Abraham doesn’t ask about God’s justice, but instead asks about God’s mercy. It’s assumed that not everyone in the city is wicked and I think most contemporaries thought nothing of God destroying both cities and everyone in them. I love Abraham because he had the courage to ask God about the limits of God’s mercy and keeps asking. Only because he keeps “pushing the envelope” do we begin to understand the how much God loves us.

God’s love only continues in Luke’s Gospel. For many of us the Lord’s Prayer is as familiar to us as any prayer: we learned this prayer first. Unfortunately it makes it too easy to pray it without really listening to it, but it follows a pattern. It begins with an acknowledgement of God’s power and our need to trust in that power. We then ask for what we need (including forgiveness) and promise to try to live in a way that honors God.

And while we pray this prayer often we always fall short. We promise to love God, recognize our dependance, forgive others, and ask that we be protected.

But Jesus doesn’t stop there.

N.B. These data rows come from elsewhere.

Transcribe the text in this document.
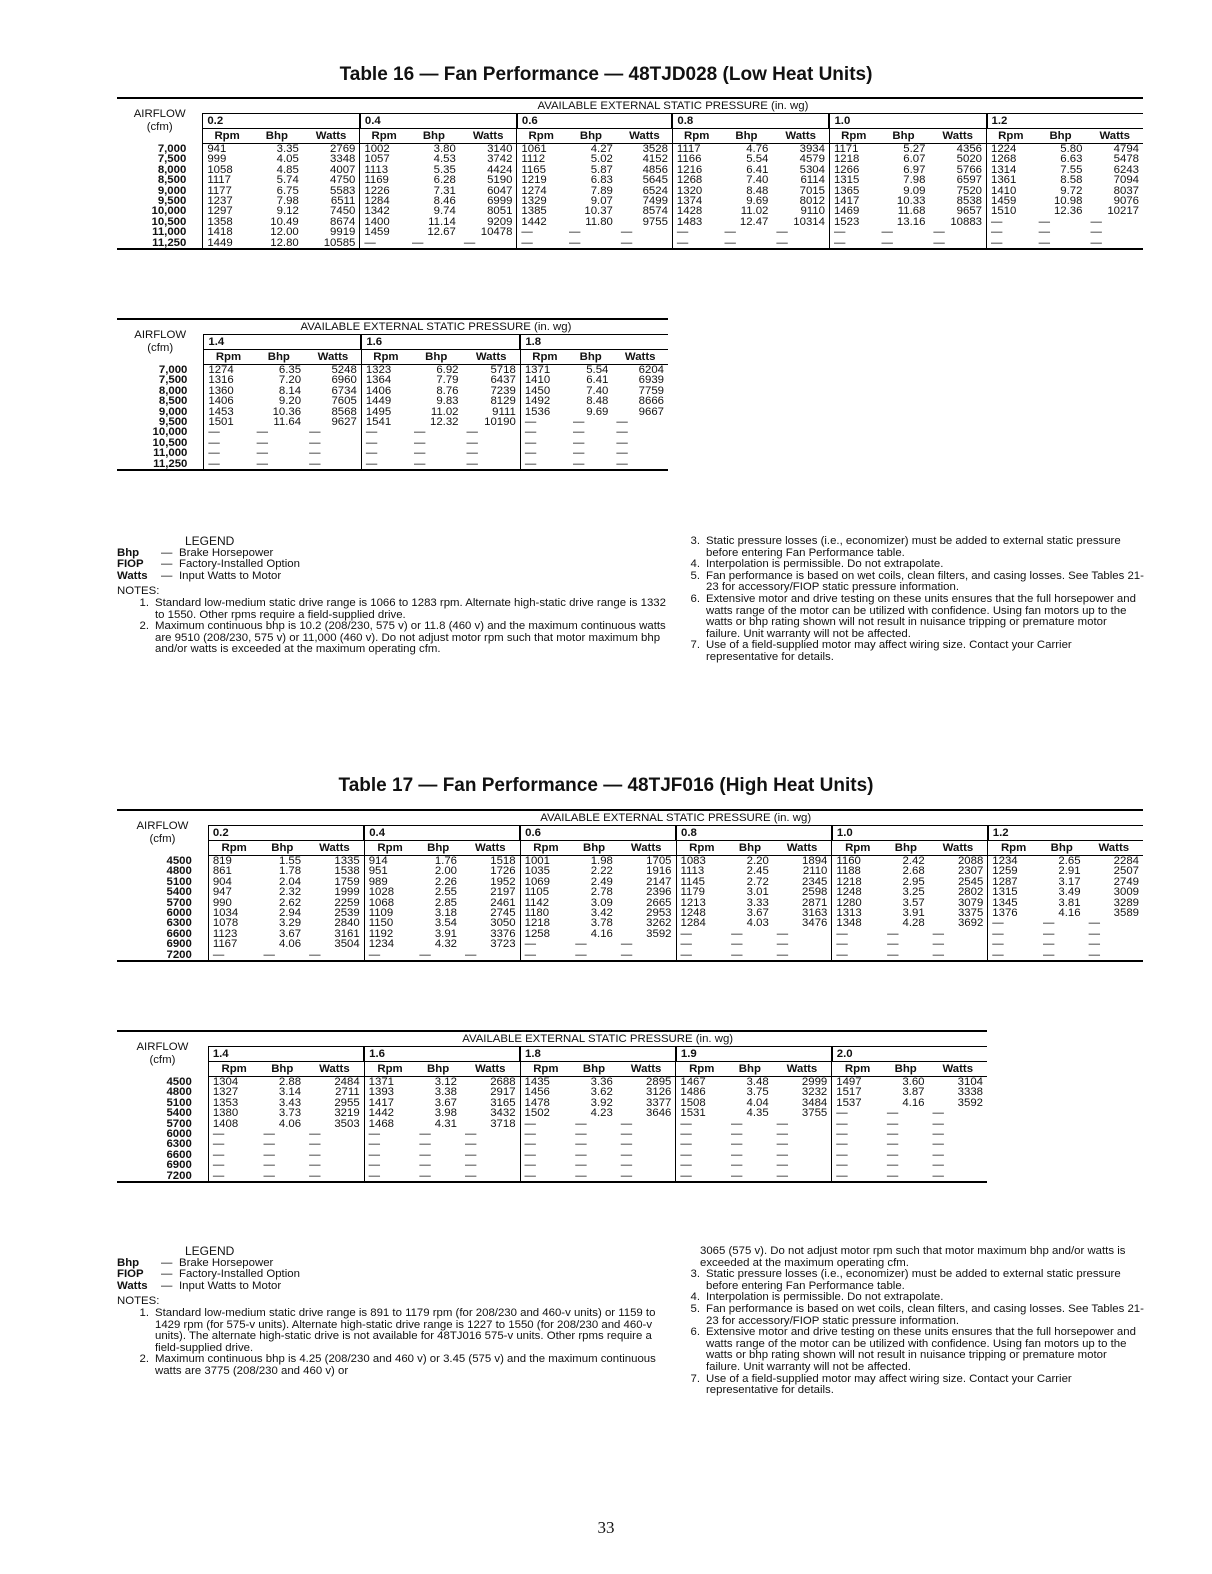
Table 16 — Fan Performance — 48TJD028 (Low Heat Units)
AIRFLOW
(cfm)	AVAILABLE EXTERNAL STATIC PRESSURE (in. wg)																	
	0.2			0.4			0.6			0.8			1.0			1.2		
	Rpm	Bhp	Watts	Rpm	Bhp	Watts	Rpm	Bhp	Watts	Rpm	Bhp	Watts	Rpm	Bhp	Watts	Rpm	Bhp	Watts
7,000	941	3.35	2769	1002	3.80	3140	1061	4.27	3528	1117	4.76	3934	1171	5.27	4356	1224	5.80	4794
7,500	999	4.05	3348	1057	4.53	3742	1112	5.02	4152	1166	5.54	4579	1218	6.07	5020	1268	6.63	5478
8,000	1058	4.85	4007	1113	5.35	4424	1165	5.87	4856	1216	6.41	5304	1266	6.97	5766	1314	7.55	6243
8,500	1117	5.74	4750	1169	6.28	5190	1219	6.83	5645	1268	7.40	6114	1315	7.98	6597	1361	8.58	7094
9,000	1177	6.75	5583	1226	7.31	6047	1274	7.89	6524	1320	8.48	7015	1365	9.09	7520	1410	9.72	8037
9,500	1237	7.98	6511	1284	8.46	6999	1329	9.07	7499	1374	9.69	8012	1417	10.33	8538	1459	10.98	9076
10,000	1297	9.12	7450	1342	9.74	8051	1385	10.37	8574	1428	11.02	9110	1469	11.68	9657	1510	12.36	10217
10,500	1358	10.49	8674	1400	11.14	9209	1442	11.80	9755	1483	12.47	10314	1523	13.16	10883	—	—	—
11,000	1418	12.00	9919	1459	12.67	10478	—	—	—	—	—	—	—	—	—	—	—	—
11,250	1449	12.80	10585	—	—	—	—	—	—	—	—	—	—	—	—	—	—	—
AIRFLOW
(cfm)	AVAILABLE EXTERNAL STATIC PRESSURE (in. wg)								
	1.4			1.6			1.8		
	Rpm	Bhp	Watts	Rpm	Bhp	Watts	Rpm	Bhp	Watts
7,000	1274	6.35	5248	1323	6.92	5718	1371	5.54	6204
7,500	1316	7.20	6960	1364	7.79	6437	1410	6.41	6939
8,000	1360	8.14	6734	1406	8.76	7239	1450	7.40	7759
8,500	1406	9.20	7605	1449	9.83	8129	1492	8.48	8666
9,000	1453	10.36	8568	1495	11.02	9111	1536	9.69	9667
9,500	1501	11.64	9627	1541	12.32	10190	—	—	—
10,000	—	—	—	—	—	—	—	—	—
10,500	—	—	—	—	—	—	—	—	—
11,000	—	—	—	—	—	—	—	—	—
11,250	—	—	—	—	—	—	—	—	—
LEGEND
Bhp	— Brake Horsepower
FIOP	— Factory-Installed Option
Watts	— Input Watts to Motor
NOTES:
1. Standard low-medium static drive range is 1066 to 1283 rpm. Alternate high-static drive range is 1332 to 1550. Other rpms require a field-supplied drive.
2. Maximum continuous bhp is 10.2 (208/230, 575 v) or 11.8 (460 v) and the maximum continuous watts are 9510 (208/230, 575 v) or 11,000 (460 v). Do not adjust motor rpm such that motor maximum bhp and/or watts is exceeded at the maximum operating cfm.
3. Static pressure losses (i.e., economizer) must be added to external static pressure before entering Fan Performance table.
4. Interpolation is permissible. Do not extrapolate.
5. Fan performance is based on wet coils, clean filters, and casing losses. See Tables 21-23 for accessory/FIOP static pressure information.
6. Extensive motor and drive testing on these units ensures that the full horsepower and watts range of the motor can be utilized with confidence. Using fan motors up to the watts or bhp rating shown will not result in nuisance tripping or premature motor failure. Unit warranty will not be affected.
7. Use of a field-supplied motor may affect wiring size. Contact your Carrier representative for details.
Table 17 — Fan Performance — 48TJF016 (High Heat Units)
AIRFLOW
(cfm)	AVAILABLE EXTERNAL STATIC PRESSURE (in. wg)																	
	0.2			0.4			0.6			0.8			1.0			1.2		
	Rpm	Bhp	Watts	Rpm	Bhp	Watts	Rpm	Bhp	Watts	Rpm	Bhp	Watts	Rpm	Bhp	Watts	Rpm	Bhp	Watts
4500	819	1.55	1335	914	1.76	1518	1001	1.98	1705	1083	2.20	1894	1160	2.42	2088	1234	2.65	2284
4800	861	1.78	1538	951	2.00	1726	1035	2.22	1916	1113	2.45	2110	1188	2.68	2307	1259	2.91	2507
5100	904	2.04	1759	989	2.26	1952	1069	2.49	2147	1145	2.72	2345	1218	2.95	2545	1287	3.17	2749
5400	947	2.32	1999	1028	2.55	2197	1105	2.78	2396	1179	3.01	2598	1248	3.25	2802	1315	3.49	3009
5700	990	2.62	2259	1068	2.85	2461	1142	3.09	2665	1213	3.33	2871	1280	3.57	3079	1345	3.81	3289
6000	1034	2.94	2539	1109	3.18	2745	1180	3.42	2953	1248	3.67	3163	1313	3.91	3375	1376	4.16	3589
6300	1078	3.29	2840	1150	3.54	3050	1218	3.78	3262	1284	4.03	3476	1348	4.28	3692	—	—	—
6600	1123	3.67	3161	1192	3.91	3376	1258	4.16	3592	—	—	—	—	—	—	—	—	—
6900	1167	4.06	3504	1234	4.32	3723	—	—	—	—	—	—	—	—	—	—	—	—
7200	—	—	—	—	—	—	—	—	—	—	—	—	—	—	—	—	—	—
AIRFLOW
(cfm)	AVAILABLE EXTERNAL STATIC PRESSURE (in. wg)														
	1.4			1.6			1.8			1.9			2.0		
	Rpm	Bhp	Watts	Rpm	Bhp	Watts	Rpm	Bhp	Watts	Rpm	Bhp	Watts	Rpm	Bhp	Watts
4500	1304	2.88	2484	1371	3.12	2688	1435	3.36	2895	1467	3.48	2999	1497	3.60	3104
4800	1327	3.14	2711	1393	3.38	2917	1456	3.62	3126	1486	3.75	3232	1517	3.87	3338
5100	1353	3.43	2955	1417	3.67	3165	1478	3.92	3377	1508	4.04	3484	1537	4.16	3592
5400	1380	3.73	3219	1442	3.98	3432	1502	4.23	3646	1531	4.35	3755	—	—	—
5700	1408	4.06	3503	1468	4.31	3718	—	—	—	—	—	—	—	—	—
6000	—	—	—	—	—	—	—	—	—	—	—	—	—	—	—
6300	—	—	—	—	—	—	—	—	—	—	—	—	—	—	—
6600	—	—	—	—	—	—	—	—	—	—	—	—	—	—	—
6900	—	—	—	—	—	—	—	—	—	—	—	—	—	—	—
7200	—	—	—	—	—	—	—	—	—	—	—	—	—	—	—
LEGEND
Bhp	— Brake Horsepower
FIOP	— Factory-Installed Option
Watts	— Input Watts to Motor
NOTES:
1. Standard low-medium static drive range is 891 to 1179 rpm (for 208/230 and 460-v units) or 1159 to 1429 rpm (for 575-v units). Alternate high-static drive range is 1227 to 1550 (for 208/230 and 460-v units). The alternate high-static drive is not available for 48TJ016 575-v units. Other rpms require a field-supplied drive.
2. Maximum continuous bhp is 4.25 (208/230 and 460 v) or 3.45 (575 v) and the maximum continuous watts are 3775 (208/230 and 460 v) or
3065 (575 v). Do not adjust motor rpm such that motor maximum bhp and/or watts is exceeded at the maximum operating cfm.
3. Static pressure losses (i.e., economizer) must be added to external static pressure before entering Fan Performance table.
4. Interpolation is permissible. Do not extrapolate.
5. Fan performance is based on wet coils, clean filters, and casing losses. See Tables 21-23 for accessory/FIOP static pressure information.
6. Extensive motor and drive testing on these units ensures that the full horsepower and watts range of the motor can be utilized with confidence. Using fan motors up to the watts or bhp rating shown will not result in nuisance tripping or premature motor failure. Unit warranty will not be affected.
7. Use of a field-supplied motor may affect wiring size. Contact your Carrier representative for details.
33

He goes on to speak about how God’s mercy can dwarf ours. We try, with our friends, our spouses, and (especially) our children, to be our best. And we fail. Sometimes our actions are driven by our impatience, our prejudices, or our weariness and we hurt those we love. And (let’s face it) sometimes we feel guilt that causes us to give our children what they want instead of what they need.

But God, who knows us best, will always give us what we need, even when it’s not what we want.But we can’t forget that God’s love is embedded in mercy, and we are called to do the same.

And hopefully we can look at Sodom and Gomorrah with more mercy and less judgement.